Он зажег свечку от лампадки, а от нее масляную плошку, четко и быстро стал собираться.
Я счел за благо не продолжать эту тему и скорее кинулся одеваться. Натянул штаны, намотал портянки, сунул ноги в сапоги. Мне всегда нравилось носить их, ладные, звонкие со скрипом. Особенно после деревни, где все бегали в вонючих лаптях, которые размокали через полчаса ходьбы по траве. Сверху накинул серую куртку, похожую на те, что носили служащие дворцовой канцелярии.
Пока я копался, отец успел не только одеться, но и собрать бумаги. Он стоял и ждал меня подтянутый, высокий, красивый и представительный. Отец резким движением открыл дверь.
— Будем надеяться, что Сергей не проснется без нас.
— Сережка — соня, он проспит до обеда, если его не будить.
— В отличие от некоторых ранних пташек, — заметил отец.
Я подумал, что папа недоволен, поэтому поплелся за ним, с кислой миной на лице, строя рожи, и показывая языки отцовской спине.
Дворец спал. Темные узкие коридоры его «черной» половины, где жила челядь, размещались кухни, мастерские, склады обычно полные слугами и работниками были безлюдны. Но в обманчивом покое сонных коридоров, озаренных неверным призрачным светом папиной лампы и редкими фонарями, угадывалась отголоски той жизни, которая царила здесь днем. Обычно я любил гулять в этих местах ночью, наслаждаясь тишиной и чувствуя себя властелином. Но сейчас мне было как-то не по себе, несмотря на то, что с отцом меня не остановил бы ни один патруль ночной стражи, ни один постовой не шикнул бы — что, дескать, дергай малец домой.

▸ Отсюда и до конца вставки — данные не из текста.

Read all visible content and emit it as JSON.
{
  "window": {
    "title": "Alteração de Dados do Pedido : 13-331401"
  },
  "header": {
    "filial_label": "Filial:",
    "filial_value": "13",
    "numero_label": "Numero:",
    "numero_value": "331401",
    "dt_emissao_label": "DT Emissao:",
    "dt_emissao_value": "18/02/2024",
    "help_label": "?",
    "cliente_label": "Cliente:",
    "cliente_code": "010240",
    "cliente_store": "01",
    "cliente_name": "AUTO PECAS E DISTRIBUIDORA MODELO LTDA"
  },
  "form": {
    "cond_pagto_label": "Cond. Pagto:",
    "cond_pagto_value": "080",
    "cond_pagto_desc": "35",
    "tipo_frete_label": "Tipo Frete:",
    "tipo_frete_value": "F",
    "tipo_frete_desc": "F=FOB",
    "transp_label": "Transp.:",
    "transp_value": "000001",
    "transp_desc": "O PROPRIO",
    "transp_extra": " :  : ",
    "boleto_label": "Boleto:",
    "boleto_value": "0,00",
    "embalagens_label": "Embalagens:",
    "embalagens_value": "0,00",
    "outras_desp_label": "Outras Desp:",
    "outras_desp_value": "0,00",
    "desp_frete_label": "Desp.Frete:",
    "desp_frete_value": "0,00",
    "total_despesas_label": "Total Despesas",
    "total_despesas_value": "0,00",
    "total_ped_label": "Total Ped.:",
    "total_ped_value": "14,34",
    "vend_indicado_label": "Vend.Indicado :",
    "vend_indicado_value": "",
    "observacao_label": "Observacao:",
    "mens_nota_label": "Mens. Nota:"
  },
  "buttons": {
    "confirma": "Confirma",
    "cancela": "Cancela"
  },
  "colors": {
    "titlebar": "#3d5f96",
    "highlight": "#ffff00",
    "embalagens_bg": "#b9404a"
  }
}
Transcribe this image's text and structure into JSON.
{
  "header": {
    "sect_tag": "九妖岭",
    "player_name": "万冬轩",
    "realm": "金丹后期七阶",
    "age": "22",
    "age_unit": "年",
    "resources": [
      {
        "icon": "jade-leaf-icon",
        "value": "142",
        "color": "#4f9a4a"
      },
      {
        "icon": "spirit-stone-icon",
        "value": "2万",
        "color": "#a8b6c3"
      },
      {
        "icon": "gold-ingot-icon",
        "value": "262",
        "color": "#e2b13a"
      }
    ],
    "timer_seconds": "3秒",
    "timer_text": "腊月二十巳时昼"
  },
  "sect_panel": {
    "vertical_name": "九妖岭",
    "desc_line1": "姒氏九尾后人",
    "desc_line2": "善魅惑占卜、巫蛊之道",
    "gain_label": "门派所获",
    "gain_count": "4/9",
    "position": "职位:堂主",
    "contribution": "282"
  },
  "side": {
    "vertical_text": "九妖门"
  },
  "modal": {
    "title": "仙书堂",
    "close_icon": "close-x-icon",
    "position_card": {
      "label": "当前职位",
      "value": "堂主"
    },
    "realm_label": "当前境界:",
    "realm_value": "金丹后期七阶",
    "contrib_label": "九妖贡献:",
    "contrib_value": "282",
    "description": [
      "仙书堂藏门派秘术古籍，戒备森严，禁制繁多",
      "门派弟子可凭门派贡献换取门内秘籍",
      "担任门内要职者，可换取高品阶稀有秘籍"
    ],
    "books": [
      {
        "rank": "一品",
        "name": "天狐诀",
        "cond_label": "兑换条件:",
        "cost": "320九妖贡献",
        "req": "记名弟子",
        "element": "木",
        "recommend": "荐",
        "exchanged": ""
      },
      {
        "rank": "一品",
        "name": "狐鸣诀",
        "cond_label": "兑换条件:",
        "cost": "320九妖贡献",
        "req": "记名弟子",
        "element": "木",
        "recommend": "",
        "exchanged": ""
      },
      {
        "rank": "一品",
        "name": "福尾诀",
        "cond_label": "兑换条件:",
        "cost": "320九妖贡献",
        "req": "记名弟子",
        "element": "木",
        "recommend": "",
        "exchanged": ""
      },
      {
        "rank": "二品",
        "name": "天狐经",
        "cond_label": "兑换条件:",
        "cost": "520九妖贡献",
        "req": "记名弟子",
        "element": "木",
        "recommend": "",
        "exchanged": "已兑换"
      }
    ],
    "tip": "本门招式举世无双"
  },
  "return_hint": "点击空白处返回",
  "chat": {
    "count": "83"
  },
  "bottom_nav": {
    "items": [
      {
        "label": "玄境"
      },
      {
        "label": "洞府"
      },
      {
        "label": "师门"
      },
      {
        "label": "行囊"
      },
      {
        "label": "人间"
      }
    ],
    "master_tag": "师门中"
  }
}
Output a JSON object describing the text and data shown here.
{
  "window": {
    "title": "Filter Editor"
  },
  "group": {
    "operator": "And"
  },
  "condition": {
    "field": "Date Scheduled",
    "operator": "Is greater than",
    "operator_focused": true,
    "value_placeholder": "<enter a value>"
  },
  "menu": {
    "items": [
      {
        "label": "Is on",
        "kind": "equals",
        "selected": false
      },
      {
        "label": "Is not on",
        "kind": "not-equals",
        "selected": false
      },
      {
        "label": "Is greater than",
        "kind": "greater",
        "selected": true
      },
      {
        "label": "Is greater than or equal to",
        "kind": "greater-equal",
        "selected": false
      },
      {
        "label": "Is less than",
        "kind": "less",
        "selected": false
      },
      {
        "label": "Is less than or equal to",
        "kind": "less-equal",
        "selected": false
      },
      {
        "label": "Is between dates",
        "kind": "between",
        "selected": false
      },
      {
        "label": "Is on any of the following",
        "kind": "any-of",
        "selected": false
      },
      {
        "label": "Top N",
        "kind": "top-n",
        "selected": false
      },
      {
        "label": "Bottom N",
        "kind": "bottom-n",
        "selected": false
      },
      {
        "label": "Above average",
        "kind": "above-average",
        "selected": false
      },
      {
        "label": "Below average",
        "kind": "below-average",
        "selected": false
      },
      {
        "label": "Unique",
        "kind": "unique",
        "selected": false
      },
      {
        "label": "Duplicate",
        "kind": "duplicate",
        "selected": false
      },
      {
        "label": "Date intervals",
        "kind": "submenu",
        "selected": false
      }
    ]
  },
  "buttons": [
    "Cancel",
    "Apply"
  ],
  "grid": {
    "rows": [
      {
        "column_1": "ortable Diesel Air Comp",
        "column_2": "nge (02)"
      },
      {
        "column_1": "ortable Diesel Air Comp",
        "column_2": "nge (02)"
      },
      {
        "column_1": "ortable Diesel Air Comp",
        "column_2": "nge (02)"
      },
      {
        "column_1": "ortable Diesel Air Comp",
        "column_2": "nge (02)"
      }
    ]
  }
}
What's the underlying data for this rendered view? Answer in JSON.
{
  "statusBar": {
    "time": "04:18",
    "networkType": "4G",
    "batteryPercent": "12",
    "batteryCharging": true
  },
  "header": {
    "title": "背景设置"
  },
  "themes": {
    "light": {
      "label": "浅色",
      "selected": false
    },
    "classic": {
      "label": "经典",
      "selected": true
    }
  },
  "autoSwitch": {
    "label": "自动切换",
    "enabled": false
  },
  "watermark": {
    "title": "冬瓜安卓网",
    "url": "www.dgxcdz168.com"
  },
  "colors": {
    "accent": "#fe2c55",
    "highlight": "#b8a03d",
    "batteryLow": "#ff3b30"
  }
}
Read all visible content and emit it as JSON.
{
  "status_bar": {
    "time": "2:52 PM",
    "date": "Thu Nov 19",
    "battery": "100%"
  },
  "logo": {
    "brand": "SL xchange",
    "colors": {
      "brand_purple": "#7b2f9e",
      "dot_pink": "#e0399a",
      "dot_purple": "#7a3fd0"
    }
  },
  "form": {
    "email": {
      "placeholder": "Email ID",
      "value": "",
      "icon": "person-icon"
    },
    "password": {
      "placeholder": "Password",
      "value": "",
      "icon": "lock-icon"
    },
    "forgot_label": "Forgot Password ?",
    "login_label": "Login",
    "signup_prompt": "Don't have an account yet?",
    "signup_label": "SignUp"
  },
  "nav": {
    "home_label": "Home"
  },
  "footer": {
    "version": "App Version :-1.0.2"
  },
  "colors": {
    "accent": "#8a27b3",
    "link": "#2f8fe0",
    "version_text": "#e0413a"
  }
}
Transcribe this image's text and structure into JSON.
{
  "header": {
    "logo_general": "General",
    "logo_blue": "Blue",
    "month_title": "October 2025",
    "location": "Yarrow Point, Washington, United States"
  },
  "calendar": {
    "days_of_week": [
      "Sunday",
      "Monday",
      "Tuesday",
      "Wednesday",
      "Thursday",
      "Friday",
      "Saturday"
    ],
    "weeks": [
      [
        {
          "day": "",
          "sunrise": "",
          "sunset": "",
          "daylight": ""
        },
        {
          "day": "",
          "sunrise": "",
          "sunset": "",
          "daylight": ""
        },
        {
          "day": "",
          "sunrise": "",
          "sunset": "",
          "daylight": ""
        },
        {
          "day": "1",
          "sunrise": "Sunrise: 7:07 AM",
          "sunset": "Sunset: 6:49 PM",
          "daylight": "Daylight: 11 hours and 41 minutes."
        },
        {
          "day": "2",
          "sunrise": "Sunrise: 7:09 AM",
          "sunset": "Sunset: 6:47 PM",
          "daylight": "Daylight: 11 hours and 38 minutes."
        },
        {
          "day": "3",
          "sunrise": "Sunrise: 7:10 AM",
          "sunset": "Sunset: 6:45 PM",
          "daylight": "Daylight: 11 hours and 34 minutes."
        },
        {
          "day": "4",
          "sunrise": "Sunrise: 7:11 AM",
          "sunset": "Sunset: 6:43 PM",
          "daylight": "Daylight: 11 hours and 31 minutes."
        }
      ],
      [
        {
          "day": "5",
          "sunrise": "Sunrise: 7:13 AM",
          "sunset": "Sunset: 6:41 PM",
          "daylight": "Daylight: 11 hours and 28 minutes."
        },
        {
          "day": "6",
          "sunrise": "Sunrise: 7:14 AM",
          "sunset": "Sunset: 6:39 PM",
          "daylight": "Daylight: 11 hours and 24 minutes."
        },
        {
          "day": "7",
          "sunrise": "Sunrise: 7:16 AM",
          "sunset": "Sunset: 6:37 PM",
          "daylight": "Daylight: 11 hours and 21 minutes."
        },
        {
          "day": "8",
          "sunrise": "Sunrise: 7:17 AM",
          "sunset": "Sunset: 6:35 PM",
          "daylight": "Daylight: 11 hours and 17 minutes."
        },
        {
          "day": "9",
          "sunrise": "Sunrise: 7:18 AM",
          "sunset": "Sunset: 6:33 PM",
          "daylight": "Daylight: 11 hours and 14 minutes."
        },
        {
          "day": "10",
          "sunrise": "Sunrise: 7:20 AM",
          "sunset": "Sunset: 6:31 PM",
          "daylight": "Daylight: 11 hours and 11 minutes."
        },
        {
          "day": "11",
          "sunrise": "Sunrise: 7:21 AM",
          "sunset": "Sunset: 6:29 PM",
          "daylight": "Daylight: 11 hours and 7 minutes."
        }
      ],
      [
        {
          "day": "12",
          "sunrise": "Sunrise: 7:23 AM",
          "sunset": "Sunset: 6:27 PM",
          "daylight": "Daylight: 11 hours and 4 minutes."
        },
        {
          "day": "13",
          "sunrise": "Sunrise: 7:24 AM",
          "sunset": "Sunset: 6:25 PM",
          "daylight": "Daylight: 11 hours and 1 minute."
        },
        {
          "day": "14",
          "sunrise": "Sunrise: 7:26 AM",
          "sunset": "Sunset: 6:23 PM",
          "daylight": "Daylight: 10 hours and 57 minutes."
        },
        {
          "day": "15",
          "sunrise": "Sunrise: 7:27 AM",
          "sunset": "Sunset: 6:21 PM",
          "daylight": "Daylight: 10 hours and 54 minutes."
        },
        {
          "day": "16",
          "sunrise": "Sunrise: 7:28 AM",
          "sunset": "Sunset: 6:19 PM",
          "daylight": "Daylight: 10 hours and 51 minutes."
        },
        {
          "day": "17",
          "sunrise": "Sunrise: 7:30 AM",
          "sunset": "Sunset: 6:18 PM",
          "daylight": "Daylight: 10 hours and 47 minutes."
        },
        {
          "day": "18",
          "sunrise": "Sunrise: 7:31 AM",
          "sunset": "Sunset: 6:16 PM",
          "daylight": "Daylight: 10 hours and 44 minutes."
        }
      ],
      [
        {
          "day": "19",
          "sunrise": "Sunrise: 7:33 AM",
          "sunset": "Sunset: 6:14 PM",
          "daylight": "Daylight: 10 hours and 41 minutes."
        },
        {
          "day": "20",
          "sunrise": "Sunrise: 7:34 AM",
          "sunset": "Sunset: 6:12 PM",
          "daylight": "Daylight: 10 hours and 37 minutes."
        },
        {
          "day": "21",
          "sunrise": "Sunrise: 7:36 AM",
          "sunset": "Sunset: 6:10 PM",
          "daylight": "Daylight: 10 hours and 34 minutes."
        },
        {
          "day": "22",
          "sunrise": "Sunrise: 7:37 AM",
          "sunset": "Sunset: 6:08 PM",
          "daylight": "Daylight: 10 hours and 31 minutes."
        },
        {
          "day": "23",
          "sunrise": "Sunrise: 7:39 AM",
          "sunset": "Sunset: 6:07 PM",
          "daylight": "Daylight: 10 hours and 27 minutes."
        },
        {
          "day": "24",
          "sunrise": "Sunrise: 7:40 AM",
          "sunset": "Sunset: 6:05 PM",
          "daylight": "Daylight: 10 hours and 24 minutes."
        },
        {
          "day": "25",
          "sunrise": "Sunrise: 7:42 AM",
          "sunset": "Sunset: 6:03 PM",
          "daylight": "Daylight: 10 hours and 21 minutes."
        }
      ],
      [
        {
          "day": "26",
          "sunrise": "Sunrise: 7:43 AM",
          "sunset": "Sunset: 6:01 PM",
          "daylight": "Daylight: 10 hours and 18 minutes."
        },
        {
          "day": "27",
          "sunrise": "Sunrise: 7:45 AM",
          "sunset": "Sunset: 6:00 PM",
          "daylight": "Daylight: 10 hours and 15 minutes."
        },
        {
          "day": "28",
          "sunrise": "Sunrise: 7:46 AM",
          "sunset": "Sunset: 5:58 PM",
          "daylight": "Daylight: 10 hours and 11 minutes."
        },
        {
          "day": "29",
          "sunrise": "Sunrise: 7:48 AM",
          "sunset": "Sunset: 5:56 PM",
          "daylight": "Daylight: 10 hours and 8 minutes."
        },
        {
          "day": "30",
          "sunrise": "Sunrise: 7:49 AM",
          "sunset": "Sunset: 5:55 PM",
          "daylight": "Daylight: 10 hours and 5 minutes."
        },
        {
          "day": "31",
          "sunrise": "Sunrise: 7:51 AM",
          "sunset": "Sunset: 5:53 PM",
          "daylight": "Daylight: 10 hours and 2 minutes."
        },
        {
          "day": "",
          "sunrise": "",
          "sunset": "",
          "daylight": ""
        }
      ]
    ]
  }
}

Мы подошли к дверям специального книжного хранилища. Так стоял Василий — один из самых противных гвардейцев княжеской дружины. Это был дядька с красной квадратной мордой, косящим левым глазом и намечающейся обширной лысиной на лбу. Разговаривал он отрывисто, глухо. В основном его разговоры сводились к «Отставить», "Не положено".
— Доброе утро — произнес отец.
— Здравия желаю, господин архивариус — по-уставному четко ответил Василий.
— Откройте, — попросил отец.
— Не положено, — с сознанием своей правоты и значимости ответил охранник.
Я захотел, чтобы папа подошел к нему, ударил, рявкнул так, чтобы поджилки у этой козявки затряслись.
— Понимаете ли, постовой, мне нужно поработать перед походом, уточнить некоторые особо важные данные для князя Ивана Васильевича.
— Пропуск для прохода в спецхранилище в ночное время есть? — таким же глухим тоном поинтересовался охранник.
— Нет, — ответил папа.
— Значит, не положено, — торжественно произнес Василий. — Приходите утром, а то шляются тут всякие по ночам.
— Постовой, я вас очень прошу… Важная научная работа…
— Не положено.
На отца было жалко смотреть. Я отметил, что он вдруг в одну секунду полинял: черный плащ-накидка повис на его плечах как половая тряпка, очки, которыми он так гордился, стали просто стекляшками, мыслимыми и немыслимыми ухищрениями стянутыми нитками и проволокой. Его желваки заходили от обиды, но я знал, что он никогда не будет спорить, кричать, отвешивать плюхи, хотя в принципе имел на это право.
— Данилка, сын, сбегай в караул и приведи дядю Виктора. Он разберется… Хотя постой, — отец достал из папки тонкую свинцовую палочку с заостренным концом и кусочек желтой самодельной бумаги, — я ему напишу,
Он сунул плошку мне, и что-то долго выводил на листке.
Хотя иной раз с меня, где сядешь, там и слезешь, сейчас меня не нужно было упрашивать. Я с громким топотом промчался по сонным коридорам, показывая охранникам, которые пытались меня остановить записку для "самого начальника караула".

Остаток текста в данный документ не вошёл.